Desdemona – a far cry from Shakespeare's and Verdi’s submissive lover – is a fierce activist battling for the survival of her community. She regards the forest as her body.
Iago: a corrupted official and self-styled Übermensch, driven by profit and his will to power, and thrilling in the intricacies of crushing any vestige of the civil society that he despises.
Torn between them: Otello, commander of the Federal Police force taking on the invaders, and the hero of the day. Iago's insidious conspiracy finds fertile ground in the suppressed trauma of betrayal and violence from his youth as a slum gangster, propelling him to the catastrophic climax.
The tension in the work lies between two poles: the striving for social and environmental regeneration, embodied in the love between Otello and Desdemona. And the nihilistic destruction of what is precious, by self-interested men who prioritize their gratification. The conventional emphasis on Otello’s racial otherness is not relevant in my interpretation.
In tackling a classic text like this, I try to find an appropriate contemporary milieu in which the work can take root and grow in different directions, and to allow it to pull to the surface some of the tensions and complexities at work in that arena… to find connection points – through imagination and research – for exploration, confronting audiences with deeper societal, political and psychological dynamics at play.

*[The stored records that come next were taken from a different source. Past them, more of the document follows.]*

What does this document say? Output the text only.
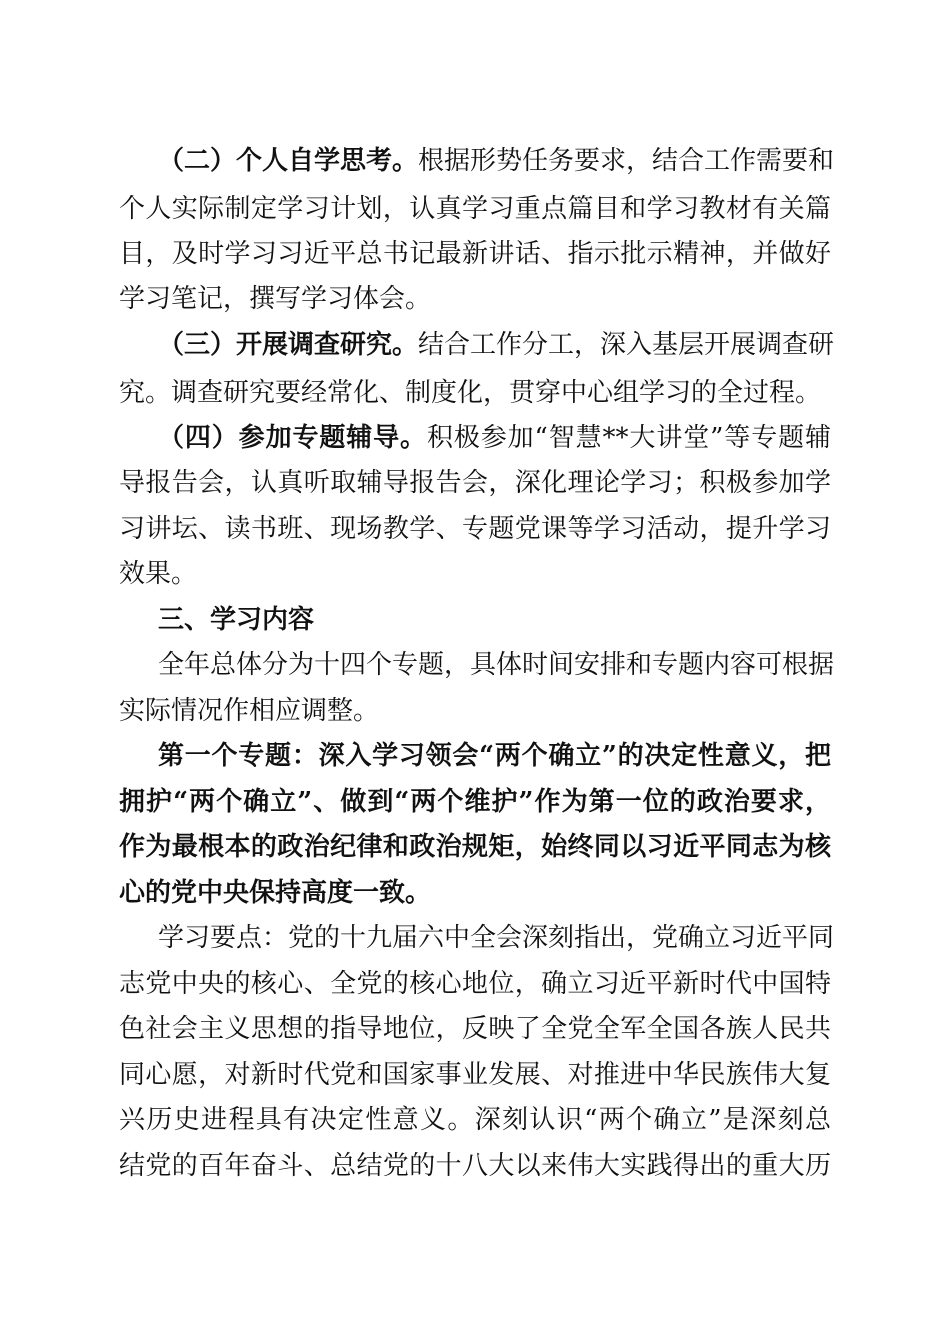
（二）个人自学思考。根据形势任务要求，结合工作需要和
个人实际制定学习计划，认真学习重点篇目和学习教材有关篇
目，及时学习习近平总书记最新讲话、指示批示精神，并做好
学习笔记，撰写学习体会。
（三）开展调查研究。结合工作分工，深入基层开展调查研
究。调查研究要经常化、制度化，贯穿中心组学习的全过程。
（四）参加专题辅导。积极参加“智慧**大讲堂”等专题辅
导报告会，认真听取辅导报告会，深化理论学习；积极参加学
习讲坛、读书班、现场教学、专题党课等学习活动，提升学习
效果。
三、学习内容
全年总体分为十四个专题，具体时间安排和专题内容可根据
实际情况作相应调整。
第一个专题：深入学习领会“两个确立”的决定性意义，把
拥护“两个确立”、做到“两个维护”作为第一位的政治要求，
作为最根本的政治纪律和政治规矩，始终同以习近平同志为核
心的党中央保持高度一致。
学习要点：党的十九届六中全会深刻指出，党确立习近平同
志党中央的核心、全党的核心地位，确立习近平新时代中国特
色社会主义思想的指导地位，反映了全党全军全国各族人民共
同心愿，对新时代党和国家事业发展、对推进中华民族伟大复
兴历史进程具有决定性意义。深刻认识“两个确立”是深刻总
结党的百年奋斗、总结党的十八大以来伟大实践得出的重大历
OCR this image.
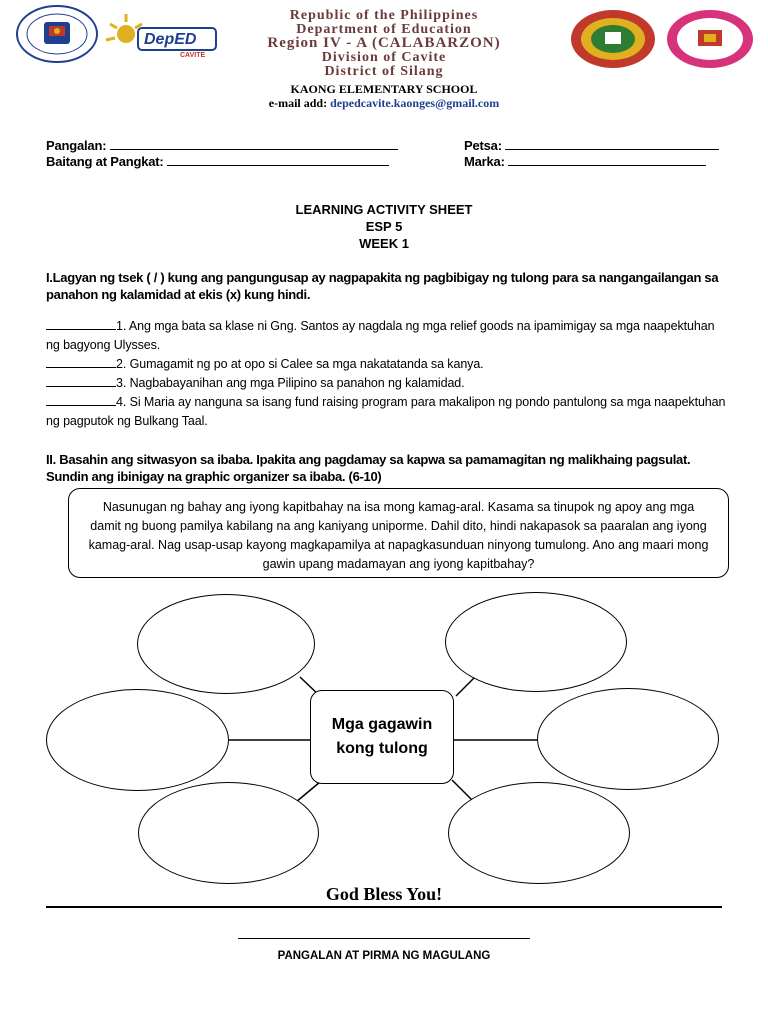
DepED
CAVITE
Republic of the Philippines
Department of Education
Region IV - A (CALABARZON)
Division of Cavite
District of Silang
KAONG ELEMENTARY SCHOOL
e-mail add: depedcavite.kaonges@gmail.com
Pangalan:
Baitang at Pangkat:
Petsa:
Marka:
LEARNING ACTIVITY SHEET
ESP 5
WEEK 1
I.Lagyan ng tsek ( / ) kung ang pangungusap ay nagpapakita ng pagbibigay ng tulong para sa nangangailangan sa panahon ng kalamidad at ekis (x) kung hindi.
1. Ang mga bata sa klase ni Gng. Santos ay nagdala ng mga relief goods na ipamimigay sa mga naapektuhan ng bagyong Ulysses.
2. Gumagamit ng po at opo si Calee sa mga nakatatanda sa kanya.
3. Nagbabayanihan ang mga Pilipino sa panahon ng kalamidad.
4. Si Maria ay nanguna sa isang fund raising program para makalipon ng pondo pantulong sa mga naapektuhan ng pagputok ng Bulkang Taal.
II. Basahin ang sitwasyon sa ibaba. Ipakita ang pagdamay sa kapwa sa pamamagitan ng malikhaing pagsulat. Sundin ang ibinigay na graphic organizer sa ibaba. (6-10)
Nasunugan ng bahay ang iyong kapitbahay na isa mong kamag-aral. Kasama sa tinupok ng apoy ang mga damit ng buong pamilya kabilang na ang kaniyang uniporme. Dahil dito, hindi nakapasok sa paaralan ang iyong kamag-aral. Nag usap-usap kayong magkapamilya at napagkasunduan ninyong tumulong. Ano ang maari mong gawin upang madamayan ang iyong kapitbahay?
Mga gagawin
kong tulong
God Bless You!
PANGALAN AT PIRMA NG MAGULANG
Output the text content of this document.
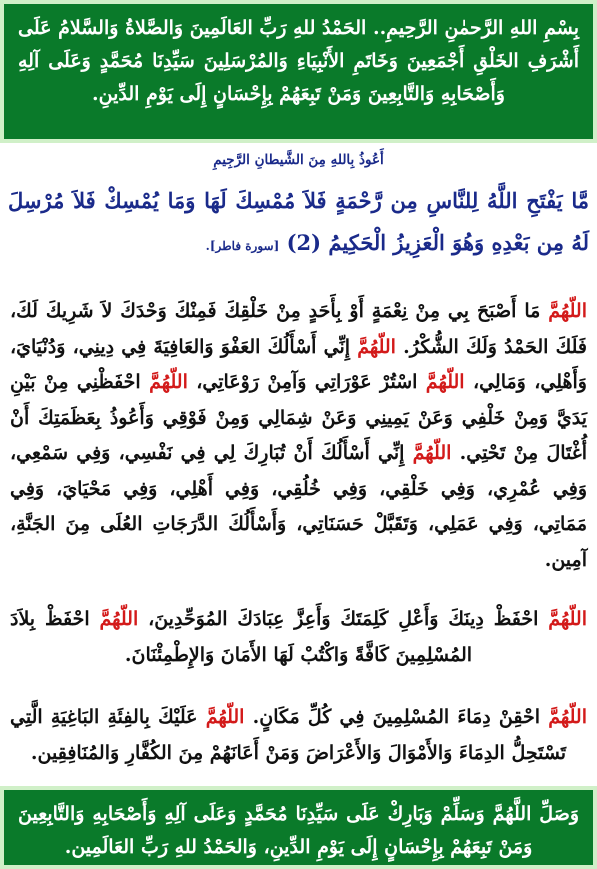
بِسْمِ اللهِ الرَّحمٰنِ الرَّحِيمِ.. الحَمْدُ للهِ رَبِّ العَالَمِينَ وَالصَّلاةُ وَالسَّلامُ عَلَى أَشْرَفِ الخَلْقِ أَجْمَعِينَ وَخَاتَمِ الأَنْبِيَاءِ وَالمُرْسَلِينَ سَيِّدِنَا مُحَمَّدٍ وَعَلَى آلِهِ وَأَصْحَابِهِ وَالتَّابِعِينَ وَمَنْ تَبِعَهُمْ بِإِحْسَانٍ إِلَى يَوْمِ الدِّينِ.
أَعُوذُ بِاللهِ مِنَ الشَّيطانِ الرَّجِيمِ
مَّا يَفْتَحِ اللَّهُ لِلنَّاسِ مِن رَّحْمَةٍ فَلاَ مُمْسِكَ لَهَا وَمَا يُمْسِكْ فَلاَ مُرْسِلَ لَهُ مِن بَعْدِهِ وَهُوَ الْعَزِيزُ الْحَكِيمُ (2) [سورة فاطر].
اللّهُمَّ مَا أَصْبَحَ بِي مِنْ نِعْمَةٍ أَوْ بِأَحَدٍ مِنْ خَلْقِكَ فَمِنْكَ وَحْدَكَ لاَ شَرِيكَ لَكَ، فَلَكَ الحَمْدُ وَلَكَ الشُّكْرُ. اللّهُمَّ إِنِّي أَسْأَلُكَ العَفْوَ وَالعَافِيَةَ فِي دِينِي، وَدُنْيَايَ، وَأَهْلِي، وَمَالِي، اللّهُمَّ اسْتُرْ عَوْرَاتِي وَآمِنْ رَوْعَاتِي، اللّهُمَّ احْفَظْنِي مِنْ بَيْنِ يَدَيَّ وَمِنْ خَلْفِي وَعَنْ يَمِينِي وَعَنْ شِمَالِي وَمِنْ فَوْقِي وَأَعُوذُ بِعَظَمَتِكَ أَنْ أُغْتَالَ مِنْ تَحْتِي. اللّهُمَّ إِنِّي أَسْأَلُكَ أَنْ تُبَارِكَ لِي فِي نَفْسِي، وَفِي سَمْعِي، وَفِي عُمْرِي، وَفِي خَلْقِي، وَفِي خُلُقِي، وَفِي أَهْلِي، وَفِي مَحْيَايَ، وَفِي مَمَاتِي، وَفِي عَمَلِي، وَتَقَبَّلْ حَسَنَاتِي، وَأَسْأَلُكَ الدَّرَجَاتِ العُلَى مِنَ الجَنَّةِ، آمِين.
اللّهُمَّ احْفَظْ دِينَكَ وَأَعْلِ كَلِمَتَكَ وَأَعِزَّ عِبَادَكَ المُوَحِّدِينَ، اللّهُمَّ احْفَظْ بِلاَدَ المُسْلِمِينَ كَافَّةً وَاكْتُبْ لَهَا الأَمَانَ وَالإِطْمِئْنَانَ.
اللّهُمَّ احْقِنْ دِمَاءَ المُسْلِمِينَ فِي كُلِّ مَكَانٍ. اللّهُمَّ عَلَيْكَ بِالفِئَةِ البَاغِيَةِ الَّتِي تَسْتَحِلُّ الدِمَاءَ وَالأَمْوَالَ وَالأَعْرَاضَ وَمَنْ أَعَانَهُمْ مِنَ الكُفَّارِ وَالمُنَافِقِين.
وَصَلِّ اللَّهُمَّ وَسَلِّمْ وَبَارِكْ عَلَى سَيِّدِنَا مُحَمَّدٍ وَعَلَى آلِهِ وَأَصْحَابِهِ وَالتَّابِعِينَ وَمَنْ تَبِعَهُمْ بِإِحْسَانٍ إِلَى يَوْمِ الدِّينِ، وَالحَمْدُ للهِ رَبِّ العَالَمِين.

This OTELLO aims a cold lens at misogyny, domestic violence, and the human and environmental costs of the ruthless exploitation of natural resources in the shadows of the headlines. It probes themes of (a)morality, entropy, resistance, trauma and healing.
I have tightly edited the opera, and am rewriting the libretto in a sharp, contemporary vernacular for characters with complex personalities and motivations. The staging will be poetical and visually striking.
Influenced by his deep experience of World Music, Fabrizio is completely recomposing the score for an ensemble of 6 South African opera singers and 10 musicians, including electronics. A very slow and painstaking process, considering the vastly reduced company, and the need to create musical bridges where cuts have been made.
Premil, the artistic director of the No Borders Orchestra, will conduct.